Slowly building up my distance over the final couple of weeks I made it to running 8km with one walking break. I had read somewhere that marathon runners often don’t run the full distance until the day as the atmosphere and crowd spurs them on in their last miles and this would be my strategy too. I wouldn’t run 10km until the day. Apparently (I found out afterwards) that doesn’t apply to 10k’s!

The day was finally upon me and I rock up to Portland Street to join the Blue wave. That was my colour category based on the time I’d predicted I’d run the course in…based on little more than the time I wanted to run the course in to maintain some pride. Fitness level, training etc., all the important stuff did not factor in to my prediction. It was my goal.

I had my runners’ number with me but had not attached it, expecting to do that once I arrived. If anyone who is reading this is running the Great Manchester Run, then please note, they do NOT provide safety pins for attaching your number to your clothes. Make sure you do this before you arrive to save you from dashing in to WH Smith, or doing what I did and pleading with other runners for any spares!

Time for the much needed warm up. Jumping to see the celebrity who is demonstrating different warm up moves, as one person in a sea of colourful running gear, I stretch it out in the street and jog on the spot to keep warm until the starting gun fires. We’re off….I high five Denise Lewis, athlete and Gold Olympic Medallist, as I fly past the starting line. The first thing that hits me is the mix of abilities. It is an obstacle course of fancy dress and multi-coloured charity t-shirts. Wanting to achieve my target time, I navigate round the tutus and illuminous sweat bands.
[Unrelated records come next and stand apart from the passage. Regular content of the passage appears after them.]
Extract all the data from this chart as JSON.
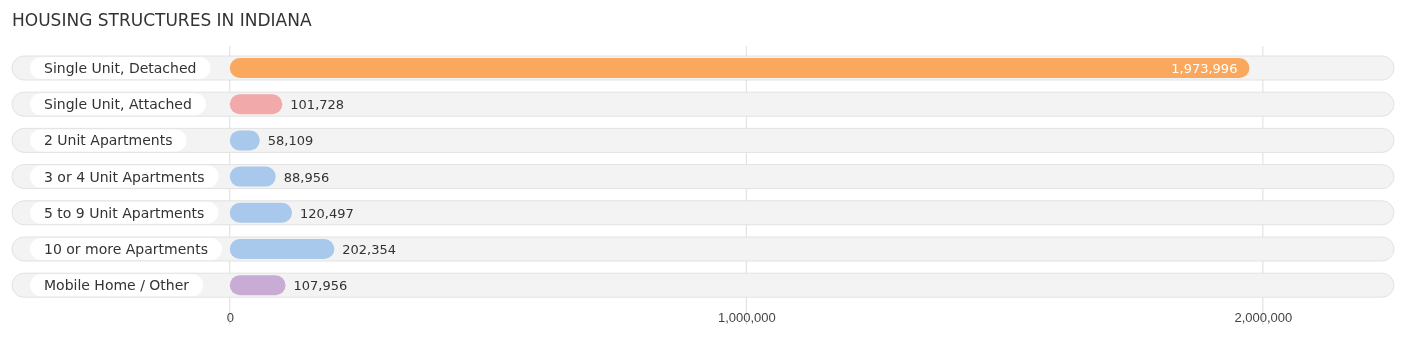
{
  "chart_data": {
    "type": "bar",
    "orientation": "horizontal",
    "title": "HOUSING STRUCTURES IN INDIANA",
    "categories": [
      "Single Unit, Detached",
      "Single Unit, Attached",
      "2 Unit Apartments",
      "3 or 4 Unit Apartments",
      "5 to 9 Unit Apartments",
      "10 or more Apartments",
      "Mobile Home / Other"
    ],
    "values": [
      1973996,
      101728,
      58109,
      88956,
      120497,
      202354,
      107956
    ],
    "colors": [
      "#f9a85e",
      "#f2a9a9",
      "#a8c8ec",
      "#a8c8ec",
      "#a8c8ec",
      "#a8c8ec",
      "#c9acd5"
    ],
    "xlim": [
      -410000,
      2250000
    ],
    "xticks": [
      {
        "value": 0,
        "label": "0"
      },
      {
        "value": 1000000,
        "label": "1,000,000"
      },
      {
        "value": 2000000,
        "label": "2,000,000"
      }
    ],
    "value_labels": [
      "1,973,996",
      "101,728",
      "58,109",
      "88,956",
      "120,497",
      "202,354",
      "107,956"
    ],
    "grid": "x"
  }
}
My second piece of advice to anyone who is taking part in the Great Manchester Run for the first time would be to pace yourself at the beginning. I know that sounds obvious, and I knew it too, but the first third of the course is uphill. The second third is relatively flat and the final third is downhill. That makes the final third sound easy but you’d be surprised how much knackered legs want to just roll down the hill…

Battling against the wind and trying to keep hold of my runners number secured with just 2 borrowed safety pins, I soldiered up Chester Road and made it to Old Trafford. Result. I hit the flat ground and had to slow down for a rest. Knowing that my supporters were waiting for me not too far ahead, I picked up the pace again so that they didn’t see me walking! Seeing your friends and family is a great motivation and having them near the middle or end really does help you keep going. I was feeling proud and confident and the finish line seemed achievable.

That was until….water! Water is a good thing. We need water when we exercise, to keep us hydrated. I was thirsty. There was free water. I drank water. Only, I had never drank water during any of my practise runs because it was awkward to hold and was added weight. Not long after that I had a stitch, with 3km’s to go. Those 3km’s felt like the longest 20 minutes of my life. I was so close to the end that the best thing was just to get through it and then have a sit down. I had cupcakes waiting for me at the finish line. The thought of a cup of tea and well-earned cupcake got me through the final distance. As the Hilton drew closer I could see the clock and it was a race against time to hit my goal. Powering through, I finished in a respectable 58 minutes.

Seat – check. Cupcakes – check. Happy Days. I put on my medal so that everyone knew I had run the Great Manchester Run and dug in to my reward.

My final piece of advice to anyone who is running for the first time…don’t sit down straight after you’ve finished the race unless you plan on staying in that seat for a good long while. Muscles seized – check."